After a few sessions, Claude Code itself adds:
~/.claude-personal/
├── ... (the above)
├── projects/ # added by Claude Code
│ └── -Users-me-repos-lazy-lazy-harness/
│ ├── 9a8b7c6d-...-....jsonl # session JSONL
│ └── memory/
│ ├── MEMORY.md # written by the agent
│ ├── decisions.jsonl # compound loop
│ ├── failures.jsonl # compound loop
│ ├── handoff.md # compound loop
│ └── pre-compact-summary.md # pre-compact hook
└── logs/
└── hooks.log
The agent-written content lives under projects/ and logs/. None of it is symlinked. None of it touches the source directory — the source stays read-only from Claude Code's perspective, which is the whole point of the separation.

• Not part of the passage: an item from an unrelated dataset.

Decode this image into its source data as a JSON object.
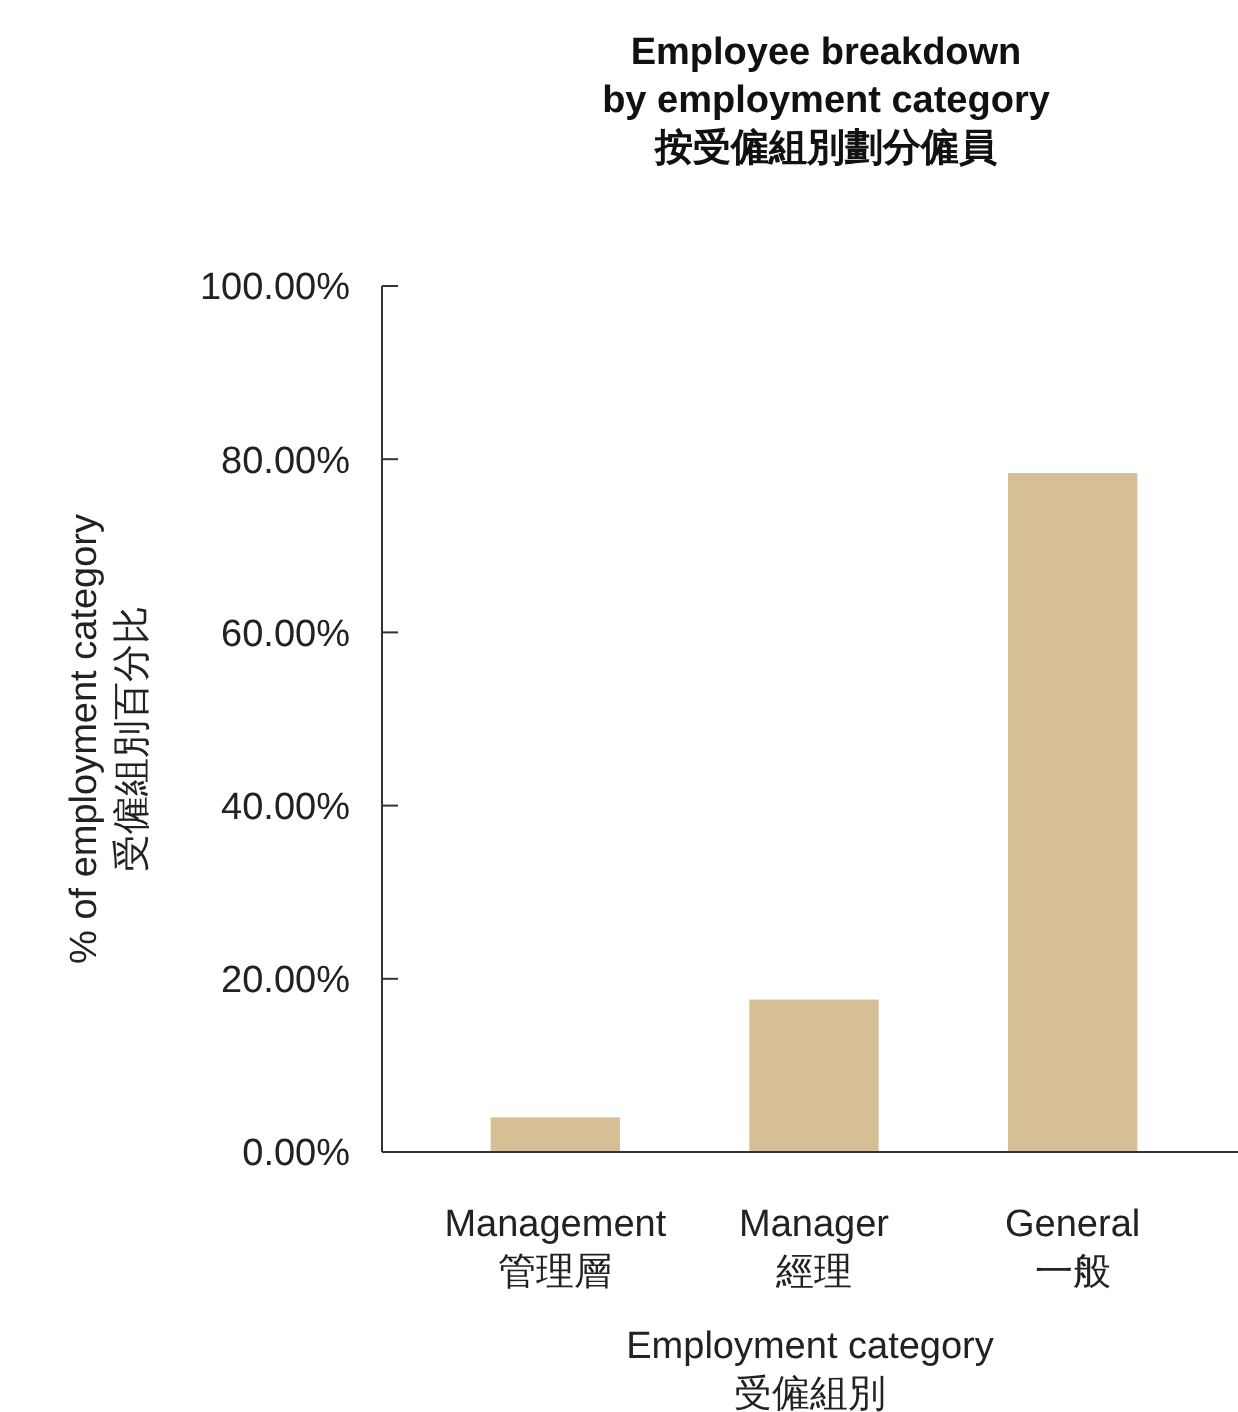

Launching with a specific profile¶
Three ways, from explicit to implicit:
1. lh run (recommended)¶
lh run # uses resolved profile for cwd
lh run --profile work # forces a specific profile
lh run sets CLAUDE_CONFIG_DIR based on resolve_profile(cfg, cwd) (or the --profile override) and execs into the real claude binary. It uses ClaudeCodeAdapter.resolve_binary() to find claude while avoiding recursion into the lh wrapper — the resolver prefers the version-manager directory (~/.local/share/claude/versions/) and falls back to shutil.which("claude") with a filter to skip the lh entrypoint dir.
2. Manual env var¶
CLAUDE_CONFIG_DIR=~/.claude-work claude
Works without lh run at all. Useful if you want to wire profile selection into your own shell functions or direnv setup.
3. Plain claude¶
claude # uses ~/.claude → default profile
Works because of deploy_claude_symlink. Always points at the default profile regardless of cwd.
Observability¶
lh profile list # table: name, config_dir, roots, default?, exists?

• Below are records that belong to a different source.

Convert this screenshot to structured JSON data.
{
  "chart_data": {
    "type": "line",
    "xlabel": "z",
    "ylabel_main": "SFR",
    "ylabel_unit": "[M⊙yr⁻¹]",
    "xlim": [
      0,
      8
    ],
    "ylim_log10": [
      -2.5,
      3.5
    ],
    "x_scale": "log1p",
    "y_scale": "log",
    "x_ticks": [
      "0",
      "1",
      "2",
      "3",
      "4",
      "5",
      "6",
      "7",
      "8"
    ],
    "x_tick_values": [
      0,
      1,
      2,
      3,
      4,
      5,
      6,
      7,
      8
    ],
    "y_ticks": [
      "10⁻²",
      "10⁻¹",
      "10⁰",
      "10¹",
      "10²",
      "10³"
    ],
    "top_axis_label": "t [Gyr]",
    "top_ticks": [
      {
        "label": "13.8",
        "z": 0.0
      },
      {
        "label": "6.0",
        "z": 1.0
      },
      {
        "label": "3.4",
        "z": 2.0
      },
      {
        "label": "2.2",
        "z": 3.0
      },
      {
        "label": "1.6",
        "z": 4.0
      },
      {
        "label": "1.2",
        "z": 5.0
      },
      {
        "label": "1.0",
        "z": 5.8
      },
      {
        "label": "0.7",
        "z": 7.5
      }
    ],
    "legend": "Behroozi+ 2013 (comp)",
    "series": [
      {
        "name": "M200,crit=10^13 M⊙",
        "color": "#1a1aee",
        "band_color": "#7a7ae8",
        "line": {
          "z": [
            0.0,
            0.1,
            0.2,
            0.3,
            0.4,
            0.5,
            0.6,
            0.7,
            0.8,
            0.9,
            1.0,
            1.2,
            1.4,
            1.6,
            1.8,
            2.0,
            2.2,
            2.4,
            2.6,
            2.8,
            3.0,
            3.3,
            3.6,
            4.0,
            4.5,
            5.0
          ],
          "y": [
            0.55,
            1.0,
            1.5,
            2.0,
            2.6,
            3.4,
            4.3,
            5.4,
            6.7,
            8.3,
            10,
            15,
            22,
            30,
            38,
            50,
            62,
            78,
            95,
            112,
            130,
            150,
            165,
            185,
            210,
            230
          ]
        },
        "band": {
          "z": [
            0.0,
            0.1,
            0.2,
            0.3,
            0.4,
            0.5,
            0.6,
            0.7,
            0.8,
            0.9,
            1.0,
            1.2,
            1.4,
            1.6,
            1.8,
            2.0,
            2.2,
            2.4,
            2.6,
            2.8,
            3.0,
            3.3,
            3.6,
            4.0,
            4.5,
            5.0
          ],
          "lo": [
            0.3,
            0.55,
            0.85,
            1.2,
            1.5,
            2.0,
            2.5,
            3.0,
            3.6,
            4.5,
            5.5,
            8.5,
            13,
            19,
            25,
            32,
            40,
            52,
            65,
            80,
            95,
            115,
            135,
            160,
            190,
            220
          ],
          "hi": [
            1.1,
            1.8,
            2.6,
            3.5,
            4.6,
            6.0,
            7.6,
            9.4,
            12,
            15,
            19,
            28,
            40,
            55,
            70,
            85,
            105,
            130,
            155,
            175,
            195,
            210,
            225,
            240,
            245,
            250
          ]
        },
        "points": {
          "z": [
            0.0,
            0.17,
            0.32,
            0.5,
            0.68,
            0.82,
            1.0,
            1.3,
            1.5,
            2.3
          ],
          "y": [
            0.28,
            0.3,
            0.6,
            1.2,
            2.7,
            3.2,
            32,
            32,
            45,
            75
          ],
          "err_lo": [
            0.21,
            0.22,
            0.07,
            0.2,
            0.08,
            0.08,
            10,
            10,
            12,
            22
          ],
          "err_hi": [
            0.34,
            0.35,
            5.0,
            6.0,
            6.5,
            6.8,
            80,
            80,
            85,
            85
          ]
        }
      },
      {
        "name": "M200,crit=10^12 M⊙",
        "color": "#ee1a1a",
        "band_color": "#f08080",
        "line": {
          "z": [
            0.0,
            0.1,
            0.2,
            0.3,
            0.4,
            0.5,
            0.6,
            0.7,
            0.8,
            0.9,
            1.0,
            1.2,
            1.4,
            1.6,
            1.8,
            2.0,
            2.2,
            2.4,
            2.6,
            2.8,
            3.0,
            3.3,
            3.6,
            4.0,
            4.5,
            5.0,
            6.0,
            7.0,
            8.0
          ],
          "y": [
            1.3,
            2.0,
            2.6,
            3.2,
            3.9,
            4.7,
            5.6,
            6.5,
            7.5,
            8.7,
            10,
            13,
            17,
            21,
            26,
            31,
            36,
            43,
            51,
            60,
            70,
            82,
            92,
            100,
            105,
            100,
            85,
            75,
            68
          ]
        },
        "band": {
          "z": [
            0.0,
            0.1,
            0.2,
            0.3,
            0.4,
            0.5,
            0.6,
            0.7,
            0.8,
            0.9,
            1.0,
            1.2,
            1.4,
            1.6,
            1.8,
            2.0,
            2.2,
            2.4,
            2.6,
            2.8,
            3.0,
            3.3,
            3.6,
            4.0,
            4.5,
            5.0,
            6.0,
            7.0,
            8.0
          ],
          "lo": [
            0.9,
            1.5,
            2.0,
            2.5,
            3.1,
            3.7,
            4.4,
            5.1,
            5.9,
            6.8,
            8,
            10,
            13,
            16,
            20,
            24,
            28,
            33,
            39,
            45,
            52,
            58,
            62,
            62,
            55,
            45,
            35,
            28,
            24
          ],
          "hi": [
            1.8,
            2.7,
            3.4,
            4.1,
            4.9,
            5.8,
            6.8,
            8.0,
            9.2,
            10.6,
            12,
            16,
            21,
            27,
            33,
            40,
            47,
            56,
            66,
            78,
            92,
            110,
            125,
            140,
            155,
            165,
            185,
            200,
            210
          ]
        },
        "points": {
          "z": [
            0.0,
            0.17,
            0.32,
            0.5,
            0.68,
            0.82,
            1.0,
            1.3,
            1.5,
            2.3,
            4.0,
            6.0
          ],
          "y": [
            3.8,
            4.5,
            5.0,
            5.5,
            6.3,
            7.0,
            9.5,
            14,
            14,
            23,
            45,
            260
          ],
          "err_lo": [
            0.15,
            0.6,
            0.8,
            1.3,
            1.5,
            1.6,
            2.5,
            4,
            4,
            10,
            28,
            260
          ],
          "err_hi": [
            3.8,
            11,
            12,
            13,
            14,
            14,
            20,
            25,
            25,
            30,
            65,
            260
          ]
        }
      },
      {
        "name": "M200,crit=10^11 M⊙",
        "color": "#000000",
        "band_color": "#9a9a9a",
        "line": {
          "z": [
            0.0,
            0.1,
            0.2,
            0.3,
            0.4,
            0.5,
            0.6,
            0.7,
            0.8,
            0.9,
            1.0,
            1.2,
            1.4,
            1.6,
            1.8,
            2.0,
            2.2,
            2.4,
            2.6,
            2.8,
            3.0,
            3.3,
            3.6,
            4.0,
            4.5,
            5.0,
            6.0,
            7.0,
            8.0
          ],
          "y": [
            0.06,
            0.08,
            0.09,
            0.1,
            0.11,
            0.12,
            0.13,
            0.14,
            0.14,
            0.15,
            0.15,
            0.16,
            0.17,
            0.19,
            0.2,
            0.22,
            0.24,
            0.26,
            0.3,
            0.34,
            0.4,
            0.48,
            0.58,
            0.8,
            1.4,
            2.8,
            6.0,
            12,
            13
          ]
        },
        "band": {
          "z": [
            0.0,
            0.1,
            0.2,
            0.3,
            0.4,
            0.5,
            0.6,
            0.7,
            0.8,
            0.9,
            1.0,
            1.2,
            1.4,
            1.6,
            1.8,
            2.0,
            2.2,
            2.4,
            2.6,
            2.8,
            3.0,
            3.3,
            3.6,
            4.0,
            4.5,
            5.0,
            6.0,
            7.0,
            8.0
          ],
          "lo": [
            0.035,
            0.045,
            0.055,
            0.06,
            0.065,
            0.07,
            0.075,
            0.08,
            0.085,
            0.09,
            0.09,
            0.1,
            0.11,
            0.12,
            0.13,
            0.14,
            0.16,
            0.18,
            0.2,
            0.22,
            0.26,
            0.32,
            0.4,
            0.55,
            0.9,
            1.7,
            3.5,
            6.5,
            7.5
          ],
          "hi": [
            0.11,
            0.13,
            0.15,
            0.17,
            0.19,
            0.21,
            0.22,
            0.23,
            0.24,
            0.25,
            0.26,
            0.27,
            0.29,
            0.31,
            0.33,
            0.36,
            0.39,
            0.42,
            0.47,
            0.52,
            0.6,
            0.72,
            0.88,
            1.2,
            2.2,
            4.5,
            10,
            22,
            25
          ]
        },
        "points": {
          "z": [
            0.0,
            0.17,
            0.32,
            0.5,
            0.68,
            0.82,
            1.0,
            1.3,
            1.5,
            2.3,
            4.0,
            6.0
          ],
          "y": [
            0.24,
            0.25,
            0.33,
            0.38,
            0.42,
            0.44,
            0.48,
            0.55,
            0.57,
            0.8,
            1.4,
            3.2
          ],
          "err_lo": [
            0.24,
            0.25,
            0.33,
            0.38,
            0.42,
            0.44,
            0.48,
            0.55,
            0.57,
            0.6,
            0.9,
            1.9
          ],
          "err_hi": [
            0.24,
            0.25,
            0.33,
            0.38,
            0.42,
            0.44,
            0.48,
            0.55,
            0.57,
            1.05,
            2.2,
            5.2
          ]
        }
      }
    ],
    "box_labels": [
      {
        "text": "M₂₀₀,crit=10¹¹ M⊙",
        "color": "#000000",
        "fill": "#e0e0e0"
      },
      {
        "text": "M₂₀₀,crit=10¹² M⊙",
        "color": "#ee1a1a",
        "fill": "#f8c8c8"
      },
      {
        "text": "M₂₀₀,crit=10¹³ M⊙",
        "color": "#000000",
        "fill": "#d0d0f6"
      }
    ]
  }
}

lh selftest # runs profile_check + hooks_check + knowledge_check
lh deploy --dry-run # preview what would be linked
lh profile list reads the config and walks each profile's config_dir to confirm the target exists. profile_check inside selftest goes further: it verifies every symlink inside each target dir resolves to a real file, and flags stale links left over from source moves.
Common operations¶
Add a new profile:
mkdir -p ~/.config/lazy-harness/profiles/client-x
# Populate CLAUDE.md, skills/, etc. in that directory.
lh profile add client-x \
--config-dir ~/.claude-client-x \
--roots ~/repos/clients/x
lh deploy
Move a profile's source:
1. mv ~/.config/lazy-harness/profiles/old ~/.config/lazy-harness/profiles/new
2. Edit config.toml to match the new name.

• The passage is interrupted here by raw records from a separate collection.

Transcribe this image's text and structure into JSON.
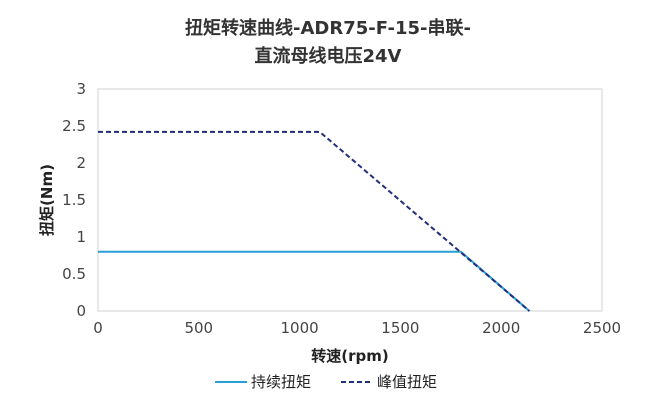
{
  "chart_data": {
    "type": "line",
    "title_line1": "扭矩转速曲线-ADR75-F-15-串联-",
    "title_line2": "直流母线电压24V",
    "xlabel": "转速(rpm)",
    "ylabel": "扭矩(Nm)",
    "xlim": [
      0,
      2500
    ],
    "ylim": [
      0,
      3
    ],
    "xticks": [
      0,
      500,
      1000,
      1500,
      2000,
      2500
    ],
    "yticks": [
      0,
      0.5,
      1,
      1.5,
      2,
      2.5,
      3
    ],
    "grid": false,
    "legend_position": "bottom",
    "series": [
      {
        "name": "持续扭矩",
        "color": "#2a9fd6",
        "style": "solid",
        "points": [
          [
            0,
            0.8
          ],
          [
            1800,
            0.8
          ],
          [
            2140,
            0
          ]
        ]
      },
      {
        "name": "峰值扭矩",
        "color": "#22307a",
        "style": "dashed",
        "points": [
          [
            0,
            2.42
          ],
          [
            1100,
            2.42
          ],
          [
            2140,
            0
          ]
        ]
      }
    ]
  }
}
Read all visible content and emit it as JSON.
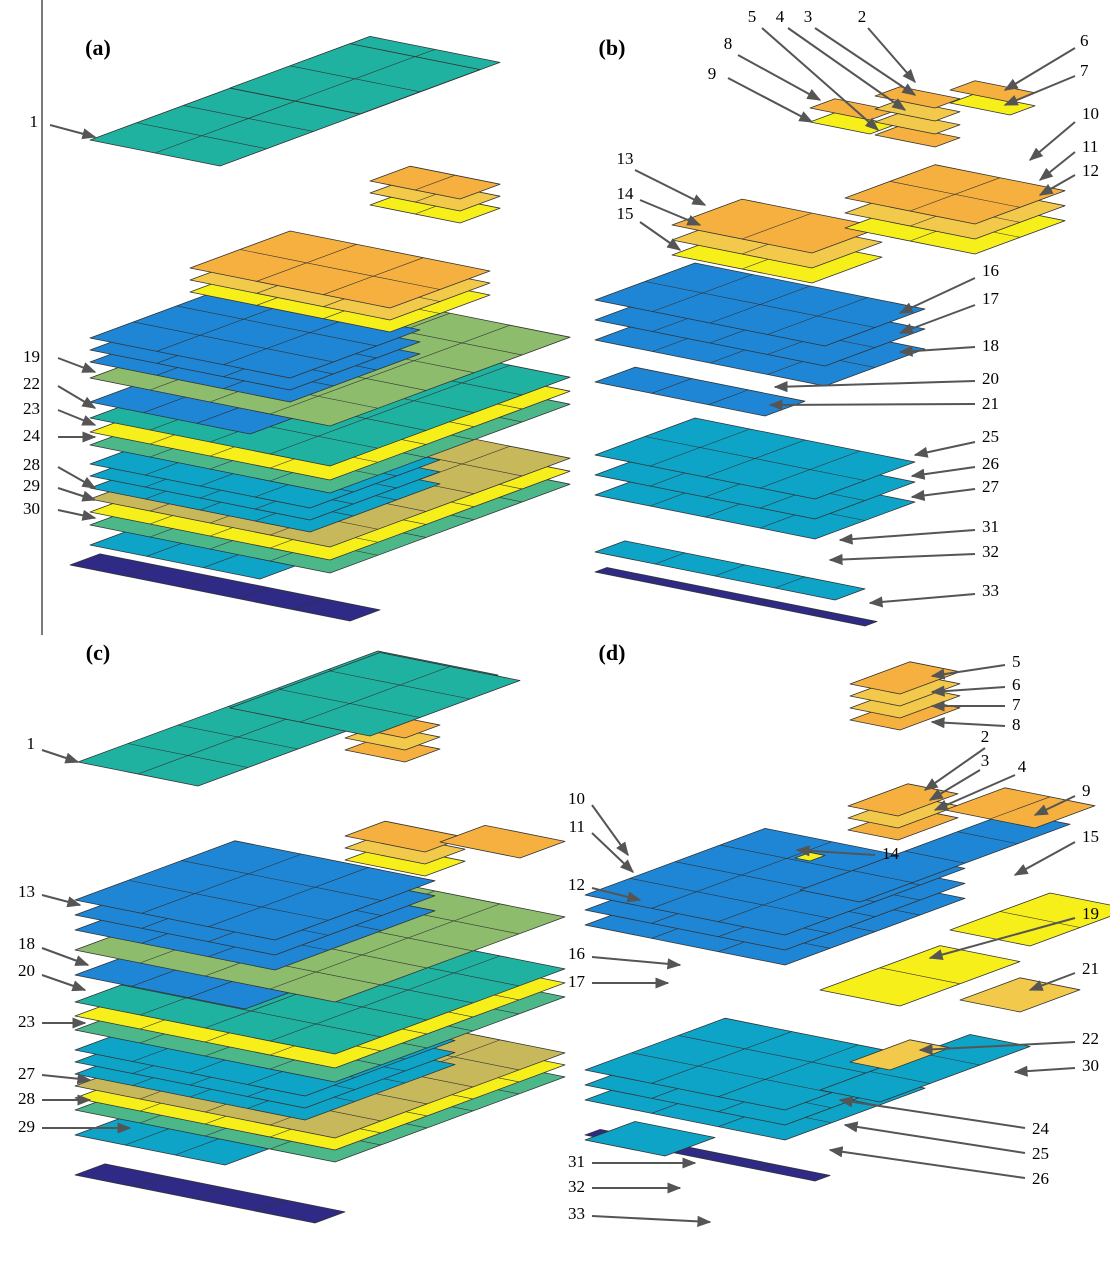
{
  "panels": [
    {
      "title": "(a)",
      "labels": [
        "1",
        "19",
        "22",
        "23",
        "24",
        "28",
        "29",
        "30"
      ]
    },
    {
      "title": "(b)",
      "labels": [
        "5",
        "4",
        "3",
        "2",
        "8",
        "9",
        "6",
        "7",
        "10",
        "11",
        "12",
        "13",
        "14",
        "15",
        "16",
        "17",
        "18",
        "20",
        "21",
        "25",
        "26",
        "27",
        "31",
        "32",
        "33"
      ]
    },
    {
      "title": "(c)",
      "labels": [
        "1",
        "13",
        "18",
        "20",
        "23",
        "27",
        "28",
        "29"
      ]
    },
    {
      "title": "(d)",
      "labels": [
        "5",
        "6",
        "7",
        "8",
        "2",
        "3",
        "4",
        "9",
        "10",
        "11",
        "12",
        "14",
        "15",
        "16",
        "17",
        "19",
        "21",
        "22",
        "30",
        "24",
        "25",
        "26",
        "31",
        "32",
        "33"
      ]
    }
  ]
}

3. lh deploy — stale symlinks in the target get relinked.
Swap the default profile:
Edit [profiles].default in config, then lh deploy. ~/.claude is relinked to the new default's target.
Delete a profile entirely:
1. lh profile remove <name> (refuses if it is the default).
2. rm -rf <config_dir> if you want to wipe Claude Code's write-side state too. The source directory is untouched.